Tanpa sepengetahuan Kyai Mranggi, pohon suren tersebut akhirnya ditebang oleh Parta Balung untuk dibuat sebuah perahu. Ketika Parta Balung sedang asyik membuat perahu, tiba-tiba terjadi prahara. Hujan deras disertai angin ribut datang.
“Wah ada apa ini?” kata Parta Balung panik. “Kyai bangun, Kyai bangun,” kata Parta Balung sambil berteriak-teriak.
“Ada apa, Parta Balung?”
“Kyai, saya takut. Tiba-tiba saja ketika saya sedang membuat perahu, hujan turun sangat deras disertai angin ribut. Banyak tanah yang longsor dan tanah berubah menjadi aliran lumpur.” Tiba-tiba muncul pula seekor ular naga.
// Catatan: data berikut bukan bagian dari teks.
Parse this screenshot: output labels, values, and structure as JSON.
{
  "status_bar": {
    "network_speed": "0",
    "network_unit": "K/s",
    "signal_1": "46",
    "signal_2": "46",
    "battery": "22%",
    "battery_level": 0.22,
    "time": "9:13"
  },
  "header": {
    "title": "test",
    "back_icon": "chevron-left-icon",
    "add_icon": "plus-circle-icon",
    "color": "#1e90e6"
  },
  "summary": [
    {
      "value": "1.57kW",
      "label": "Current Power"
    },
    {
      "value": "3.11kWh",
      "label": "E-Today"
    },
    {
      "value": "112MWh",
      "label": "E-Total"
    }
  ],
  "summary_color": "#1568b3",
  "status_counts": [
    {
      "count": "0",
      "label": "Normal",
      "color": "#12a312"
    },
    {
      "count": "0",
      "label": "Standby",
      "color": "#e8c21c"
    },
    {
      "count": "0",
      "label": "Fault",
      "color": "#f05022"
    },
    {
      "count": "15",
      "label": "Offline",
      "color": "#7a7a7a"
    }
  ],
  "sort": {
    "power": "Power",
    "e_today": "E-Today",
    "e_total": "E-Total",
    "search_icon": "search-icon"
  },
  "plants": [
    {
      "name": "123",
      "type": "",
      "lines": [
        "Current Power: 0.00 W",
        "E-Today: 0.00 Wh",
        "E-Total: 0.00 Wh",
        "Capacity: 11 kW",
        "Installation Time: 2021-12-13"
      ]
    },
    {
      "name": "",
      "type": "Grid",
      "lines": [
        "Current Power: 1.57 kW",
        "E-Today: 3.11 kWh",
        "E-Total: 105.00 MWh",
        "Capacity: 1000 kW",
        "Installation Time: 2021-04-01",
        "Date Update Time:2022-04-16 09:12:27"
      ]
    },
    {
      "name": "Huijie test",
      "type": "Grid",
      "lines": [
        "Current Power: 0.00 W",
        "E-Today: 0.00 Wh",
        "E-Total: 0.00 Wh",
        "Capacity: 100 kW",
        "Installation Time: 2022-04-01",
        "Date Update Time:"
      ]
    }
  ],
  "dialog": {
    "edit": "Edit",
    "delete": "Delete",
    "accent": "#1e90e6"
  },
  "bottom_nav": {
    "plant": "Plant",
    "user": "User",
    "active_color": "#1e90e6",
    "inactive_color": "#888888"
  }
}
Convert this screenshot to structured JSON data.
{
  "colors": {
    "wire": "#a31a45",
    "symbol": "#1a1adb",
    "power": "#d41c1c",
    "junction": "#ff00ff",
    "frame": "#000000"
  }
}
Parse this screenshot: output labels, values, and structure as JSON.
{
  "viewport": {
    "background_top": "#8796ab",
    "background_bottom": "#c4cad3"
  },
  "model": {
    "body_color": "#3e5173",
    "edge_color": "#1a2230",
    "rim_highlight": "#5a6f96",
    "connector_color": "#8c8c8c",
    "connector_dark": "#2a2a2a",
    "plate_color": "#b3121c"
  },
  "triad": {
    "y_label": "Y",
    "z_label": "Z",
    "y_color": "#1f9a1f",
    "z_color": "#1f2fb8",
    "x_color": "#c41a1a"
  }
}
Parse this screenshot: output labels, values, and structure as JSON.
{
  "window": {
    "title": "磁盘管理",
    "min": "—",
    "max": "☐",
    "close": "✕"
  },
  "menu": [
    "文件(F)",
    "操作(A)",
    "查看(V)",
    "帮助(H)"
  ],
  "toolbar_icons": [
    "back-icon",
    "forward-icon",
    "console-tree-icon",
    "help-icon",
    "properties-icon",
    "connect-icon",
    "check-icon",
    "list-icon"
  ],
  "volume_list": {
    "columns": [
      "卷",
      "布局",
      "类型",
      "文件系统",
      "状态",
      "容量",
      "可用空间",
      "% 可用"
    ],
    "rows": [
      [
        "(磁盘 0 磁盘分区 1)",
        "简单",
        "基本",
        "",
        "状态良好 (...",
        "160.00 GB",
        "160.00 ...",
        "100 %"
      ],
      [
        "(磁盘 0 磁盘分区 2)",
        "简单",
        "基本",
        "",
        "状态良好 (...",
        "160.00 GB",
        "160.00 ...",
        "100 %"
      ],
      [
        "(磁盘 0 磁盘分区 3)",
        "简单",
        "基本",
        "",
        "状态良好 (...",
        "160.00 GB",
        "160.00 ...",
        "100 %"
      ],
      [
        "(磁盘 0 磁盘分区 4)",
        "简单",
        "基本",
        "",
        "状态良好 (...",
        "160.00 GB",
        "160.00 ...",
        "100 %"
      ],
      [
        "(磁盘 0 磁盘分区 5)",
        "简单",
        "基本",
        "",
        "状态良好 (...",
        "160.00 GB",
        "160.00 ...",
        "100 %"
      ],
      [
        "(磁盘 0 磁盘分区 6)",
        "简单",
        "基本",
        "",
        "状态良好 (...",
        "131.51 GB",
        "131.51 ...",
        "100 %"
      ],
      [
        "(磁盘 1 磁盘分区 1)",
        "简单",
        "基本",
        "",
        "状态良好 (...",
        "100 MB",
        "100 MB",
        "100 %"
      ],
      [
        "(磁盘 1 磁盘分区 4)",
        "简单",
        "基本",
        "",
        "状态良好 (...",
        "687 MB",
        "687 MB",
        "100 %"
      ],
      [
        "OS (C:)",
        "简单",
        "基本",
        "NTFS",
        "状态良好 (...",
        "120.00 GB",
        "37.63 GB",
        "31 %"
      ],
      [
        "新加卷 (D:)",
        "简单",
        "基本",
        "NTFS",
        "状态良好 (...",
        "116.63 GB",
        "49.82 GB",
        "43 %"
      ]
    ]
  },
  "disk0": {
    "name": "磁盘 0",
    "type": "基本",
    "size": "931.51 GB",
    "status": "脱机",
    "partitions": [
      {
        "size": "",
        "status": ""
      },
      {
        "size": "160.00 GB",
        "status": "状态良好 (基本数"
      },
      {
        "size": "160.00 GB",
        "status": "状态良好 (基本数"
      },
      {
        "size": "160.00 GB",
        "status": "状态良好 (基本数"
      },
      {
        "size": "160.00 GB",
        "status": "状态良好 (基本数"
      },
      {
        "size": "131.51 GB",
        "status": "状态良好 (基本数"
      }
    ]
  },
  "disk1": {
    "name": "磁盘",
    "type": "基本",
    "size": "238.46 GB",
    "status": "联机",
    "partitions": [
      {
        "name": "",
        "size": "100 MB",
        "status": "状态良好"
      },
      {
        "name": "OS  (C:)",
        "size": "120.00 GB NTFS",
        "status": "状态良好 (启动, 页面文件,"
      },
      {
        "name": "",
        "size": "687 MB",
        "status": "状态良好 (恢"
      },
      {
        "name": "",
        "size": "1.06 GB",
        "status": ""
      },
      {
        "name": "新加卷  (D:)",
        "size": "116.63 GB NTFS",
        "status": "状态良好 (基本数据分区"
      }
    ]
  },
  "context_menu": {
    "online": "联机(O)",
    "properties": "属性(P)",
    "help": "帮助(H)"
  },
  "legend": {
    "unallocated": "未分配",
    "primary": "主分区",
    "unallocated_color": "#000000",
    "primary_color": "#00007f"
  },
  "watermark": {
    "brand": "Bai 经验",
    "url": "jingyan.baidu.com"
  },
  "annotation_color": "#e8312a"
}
Ular ini tidak tampak sebab ia berjalan di dalam tanah.” Parta Balung menjawab dengan terbata-bata.
“Membuat perahu? Ular naga? Untuk apa kau membuat perahu?” kata Kyai Mranggi dengan kaget.
“Maafkan saya Kyai. Tadinya saya ingin membuat kejutan untuk Kyai dan yang lainnya.”
Kyai Mranggi dan teman-temannya sangat cemas karena hujan dan angin ribut tidak kunjung reda. Selain itu, mereka juga memikirkan ular naga yang tiba-tiba muncul begitu saja.